Posted by: TRACY | April 19, 2006 at 11:46 AM
I appreciate your concern with trying to develop an approach that would lend credence to sports records. What, for example, is one to make of this performance record (and, yes, it's a real player):
Age HR/600PA
31 30
32 39
33 35
34 25
35 42
36 39
37 50
38 38
39 51
From age 31 to age 34, it looks like the beginning of fairly normal late-career decline. Suddenly at ate 35, the home-run rate spikes, and at ages 37 and 39 reaches levels that this player had never before shown in his career. Luck? A more workout regimen? A move to a better home-run-hitting home field? Drugs?
You decide. This is Hank Aaron.
Posted by: Donald A. Coffin Donald A. Coffin | April 19, 2006 at 12:49 PM
We can wax on about Hank Aaron, Ben Johnson, FloJo and a myriad of others. It would be nigh-on impossible to determine which numbers in the past are those of "cheaters", and which numbers represent those physical specimens who really are extraordinary.
Today, the average sports fan (I think) wants to see the big power hitter, the mountain-climbing, bike-riding machine, the lightning fast sprinter.

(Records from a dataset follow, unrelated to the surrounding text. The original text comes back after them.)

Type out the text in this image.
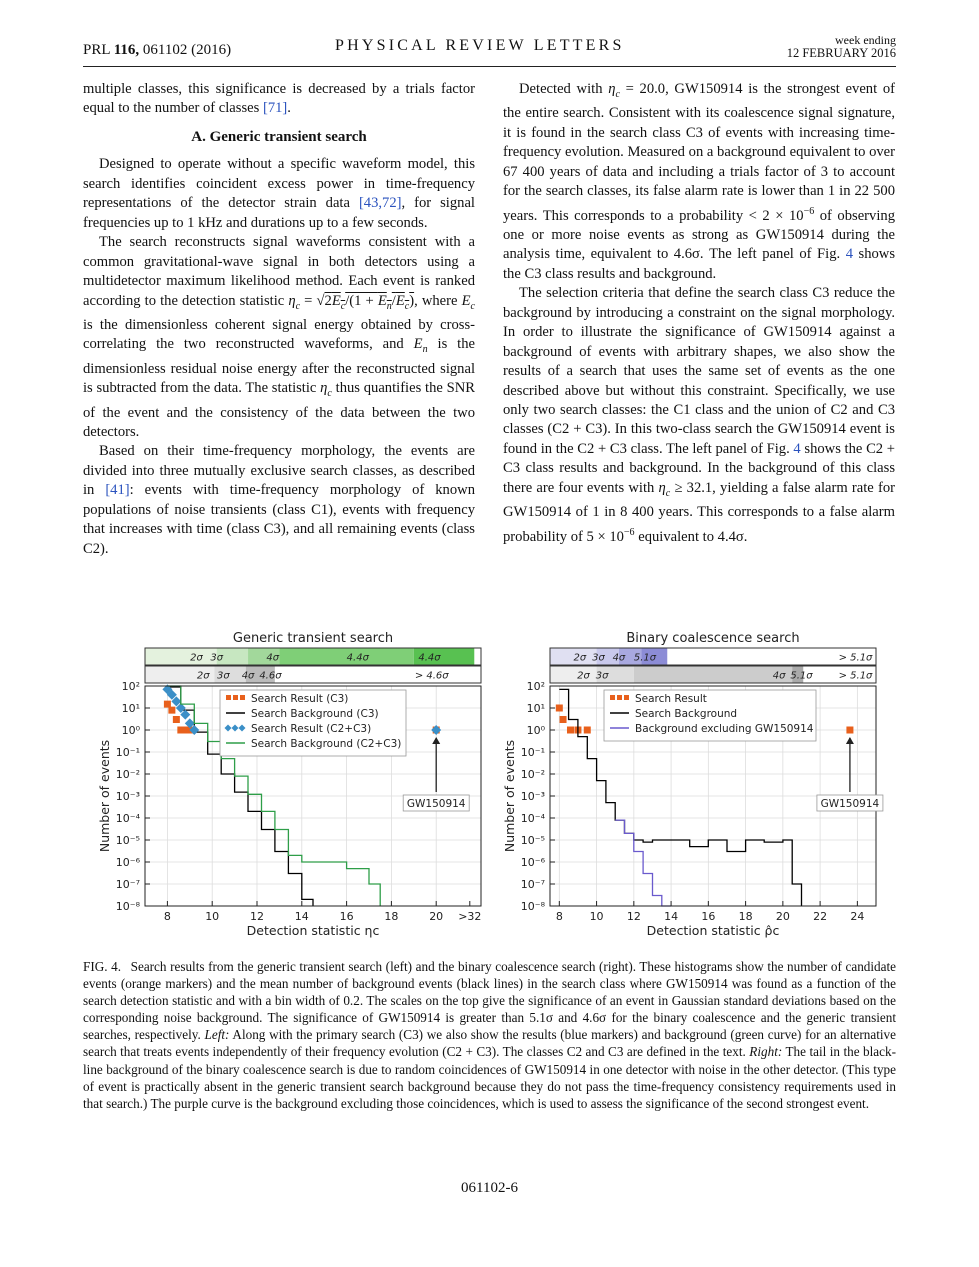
PRL 116, 061102 (2016)	PHYSICAL REVIEW LETTERS	week ending
12 FEBRUARY 2016

multiple classes, this significance is decreased by a trials factor equal to the number of classes [71].

A. Generic transient search

Designed to operate without a specific waveform model, this search identifies coincident excess power in time-frequency representations of the detector strain data [43,72], for signal frequencies up to 1 kHz and durations up to a few seconds.

The search reconstructs signal waveforms consistent with a common gravitational-wave signal in both detectors using a multidetector maximum likelihood method. Each event is ranked according to the detection statistic $\eta_c = √2E_c/(1 + E_n/E_c)$, where $E_c$ is the dimensionless coherent signal energy obtained by cross-correlating the two reconstructed waveforms, and $E_n$ is the dimensionless residual noise energy after the reconstructed signal is subtracted from the data. The statistic $\eta_c$ thus quantifies the SNR of the event and the consistency of the data between the two detectors.

Based on their time-frequency morphology, the events are divided into three mutually exclusive search classes, as described in [41]: events with time-frequency morphology of known populations of noise transients (class C1), events with frequency that increases with time (class C3), and all remaining events (class C2).

Detected with $\eta_c = 20.0$, GW150914 is the strongest event of the entire search. Consistent with its coalescence signal signature, it is found in the search class C3 of events with increasing time-frequency evolution. Measured on a background equivalent to over 67 400 years of data and including a trials factor of 3 to account for the search classes, its false alarm rate is lower than 1 in 22 500 years. This corresponds to a probability < $2 \times 10^{-6}$ of observing one or more noise events as strong as GW150914 during the analysis time, equivalent to 4.6σ. The left panel of Fig. 4 shows the C3 class results and background.

The selection criteria that define the search class C3 reduce the background by introducing a constraint on the signal morphology. In order to illustrate the significance of GW150914 against a background of events with arbitrary shapes, we also show the results of a search that uses the same set of events as the one described above but without this constraint. Specifically, we use only two search classes: the C1 class and the union of C2 and C3 classes (C2 + C3). In this two-class search the GW150914 event is found in the C2 + C3 class. The left panel of Fig. 4 shows the C2 + C3 class results and background. In the background of this class there are four events with $\eta_c \ge 32.1$, yielding a false alarm rate for GW150914 of 1 in 8 400 years. This corresponds to a false alarm probability of $5 \times 10^{-6}$ equivalent to 4.4σ.

Generic transient search
2σ 3σ	4σ	4.4σ	4.4σ
2σ 3σ 4σ 4.6σ	> 4.6σ
10²
10¹
10⁰
10⁻¹
10⁻²
10⁻³
10⁻⁴
10⁻⁵
10⁻⁶
10⁻⁷
10⁻⁸
8	10	12	14	16	18	20 >32
Detection statistic ηc
Number of events
Search Result (C3)
Search Background (C3)
Search Result (C2+C3)
Search Background (C2+C3)
GW150914
Binary coalescence search
2σ 3σ 4σ 5.1σ	> 5.1σ
2σ 3σ	4σ 5.1σ	> 5.1σ
10²
10¹
10⁰
10⁻¹
10⁻²
10⁻³
10⁻⁴
10⁻⁵
10⁻⁶
10⁻⁷
10⁻⁸
8 10 12 14 16 18 20 22 24
Detection statistic ρ̂c
Number of events
Search Result
Search Background
Background excluding GW150914
GW150914
FIG. 4. Search results from the generic transient search (left) and the binary coalescence search (right). These histograms show the number of candidate events (orange markers) and the mean number of background events (black lines) in the search class where GW150914 was found as a function of the search detection statistic and with a bin width of 0.2. The scales on the top give the significance of an event in Gaussian standard deviations based on the corresponding noise background. The significance of GW150914 is greater than 5.1σ and 4.6σ for the binary coalescence and the generic transient searches, respectively. Left: Along with the primary search (C3) we also show the results (blue markers) and background (green curve) for an alternative search that treats events independently of their frequency evolution (C2 + C3). The classes C2 and C3 are defined in the text. Right: The tail in the black-line background of the binary coalescence search is due to random coincidences of GW150914 in one detector with noise in the other detector. (This type of event is practically absent in the generic transient search background because they do not pass the time-frequency consistency requirements used in that search.) The purple curve is the background excluding those coincidences, which is used to assess the significance of the second strongest event.
061102-6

We all know sport has transcended from human activity to entertainment.
Forensic analysis, at this stage, would have to assume that athletes prior to, say, Mexico 1968, were clean. So, the Paavo Nurmi's of the world are safe. Everyone - and I mean everyone - after that date are suspect. Hank Aaron, Dorothy Hamill, Secretariat - everyone.
And if we found out "the truth", would we care?
Posted by: M. Henricksen | April 20, 2006 at 03:49 PM
Further to the Hank Aaron 'anamoly' noted by a few above - park effects have always been a big factor in baseball. Joe Dimaggio, a right-handed hitter in Yankee Stadium, made 10 to 15 "outs" each year that would have been home runs in any other ball park (this was when it was 470 - yes, four hundred and seventy feet! - to left centre at the Stadium). So it's no surprise Aaron's numbers went up when he moved to Atlanta.
Older fans remember Baltimore Oriole Dave Johnson, who had never hit more than 18 homers in a year, moving to Atlanta and hitting 43 to tie Rogers Hornsby for the most ever by a second baseman. It was a fluke, yes, but it was also the combination of a flyball hitter moving to a friendly park in a new league (where pitchers didn't know him) in an era without satellite and video so that it was harder for pitchers to prepare for him. He never hit more than 18 homers after that, as age and familiarity with the new league took over.
How would forensics catch that?
Posted by: Kevin Bertsch | April 25, 2006 at 03:06 PM
The problem I have with removing Barry Bonds' home run records is that you're penalizing someone that did something that WASN'T against the rules.
Was it morally "against the rules"? Of course. Then again, how many of us, if offered a pill that couldn't get us in trouble with the company we work for, but would increase our production at work by 175%, would refuse that? None of us would. We all (well most of us) want to be the best at what we do and get paid more than anyone else at what we do.
Barry Bonds took a substance that his employer (MLB) approved of. I say they approved of it, because they knew about it and about it's effects, and did not outlaw, ban or test for it.
Therefore, due to the fact that his employer allowed this substance at the time of it's use, they have no right to remove his records from the recordbooks.
Baseball is simply using Bonds as a scapegoat for a situation that they ALLOWED. Simple as that.